There is a scene in Will Smith’s latest blockbuster, where the film’s misunderstood superhero threatens to insert a prison inmate’s head up another inmate’s … well, back entrance. That he does it is no surprise, as we’ve already spent half-an-hour in this foul-mouthed, unhinged, alcoholic hero’s presence. It’s that director Peter Berg feels the need to SHOW it that truly left me unsettled. I don’t know what to tell you except, yes, it looks exactly as you would imagine. Strangely, that scene is this film in a nutshell: Funny, exciting and full of new ideas. But then we see too much, and it becomes tragic, and oddly haunting.
I think I’ve started this review wrong – however, this is a very difficult film to talk about. It is not the goofball superhero comedy implied by the trailer; well certainly not after the first half hour. To truly look at what is wrong and what is right with this movie would mean spoiling the (for lack of a better word) “twist” that comes halfway through, and I’m not willing to do that.
Anyway, Smith plays John Hancock, a Los Angeles vagrant with amazing superpowers. Although he wants to help people, he leaves a greater trail of destruction than any criminal could attempt to imagine. Then he saves the life of Ray Embrey (Bateman), a bleeding-heart PR man who wants to reinvent Hancock’s image and remind L.A. how lucky they are to have their very own superhero. Eventually, Hancock meet’s Ray’s wife Mary (Theron), and she DEFINITELY doesn’t want him around.
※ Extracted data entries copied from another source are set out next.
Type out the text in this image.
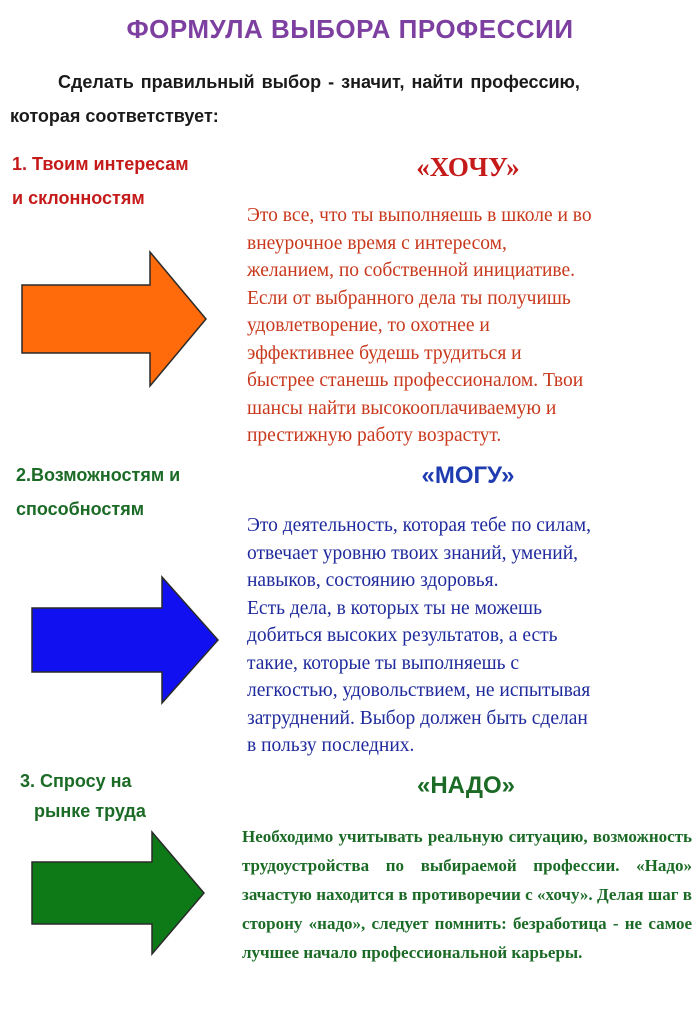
ФОРМУЛА ВЫБОРА ПРОФЕССИИ
Сделать правильный выбор - значит, найти профессию,
которая соответствует:
1. Твоим интересам
и склонностям
«ХОЧУ»

Это все, что ты выполняешь в школе и во

внеурочное время с интересом,

желанием, по собственной инициативе.

Если от выбранного дела ты получишь

удовлетворение, то охотнее и

эффективнее будешь трудиться и

быстрее станешь профессионалом. Твои

шансы найти высокооплачиваемую и

престижную работу возрастут.

2.Возможностям и
способностям
«МОГУ»

Это деятельность, которая тебе по силам,

отвечает уровню твоих знаний, умений,

навыков, состоянию здоровья.

Есть дела, в которых ты не можешь

добиться высоких результатов, а есть

такие, которые ты выполняешь с

легкостью, удовольствием, не испытывая

затруднений. Выбор должен быть сделан

в пользу последних.

3. Спросу на
рынке труда
«НАДО»
Необходимо учитывать реальную ситуацию, возможность трудоустройства по выбираемой профессии. «Надо» зачастую находится в противоречии с «хочу». Делая шаг в сторону «надо», следует помнить: безработица - не самое лучшее начало профессиональной карьеры.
And then the film takes a major left turn from which it never returns. Whether you enjoy this movie or not will depend on how willing you are to follow the major plot developments in the third act. I, for one, was willing to accept the plot shift, although I would not be surprised if many others don’t. I have a sad feeling that Hancock, the story of the misunderstood and hated hero, will become the misunderstood and hated film of 2008.
The cast is certainly not to blame. Smith is probably the most bankable star in Hollywood right now, and he never phones it in. He gives a nuanced performance as John Hancock, just as he did in I Am Legend last year. Jason Bateman is given a part slightly closer to that leading man role he really deserves, and Charlize Theron is fine, despite her sorely underwritten character.
The script is surprisingly good considering the usual thoughtless superhero fodder. Originally written in 1996 by Vy Vincent Ngo under the title Tonight, He Comes, the film has been through countless rewrites and re-edits to the final version we’ve got today. Considering this, it’s no surprise the ending lacks cohesion – but as a whole, it holds up surprisingly well.
The problem is unfortunately with director Peter Berg, who filmed this straight after making The Kingdom … and it shows. The uncomfortable close-ups, the odd shifts in tone – he carries these flaws like calling cards, constantly reminding us whenever the film falls flat, that he is directly to blame.
But I’m not going to hate on the movie anymore, because I’m sure the internet will be flooded with anti-Hancock sentiment over the next few weeks. The truth is, I really liked this movie, despite its obvious problems. I guess it was just nice to see a film that didn’t try to be like anything else, and really shot for the stars. Even though it failed, you’ve still got to admire the despised superhero who still tries to save the world.
And if you’re still not willing to forgive Hancock, and least there is the scene where he shoves a guy’s head up another guy’s butt.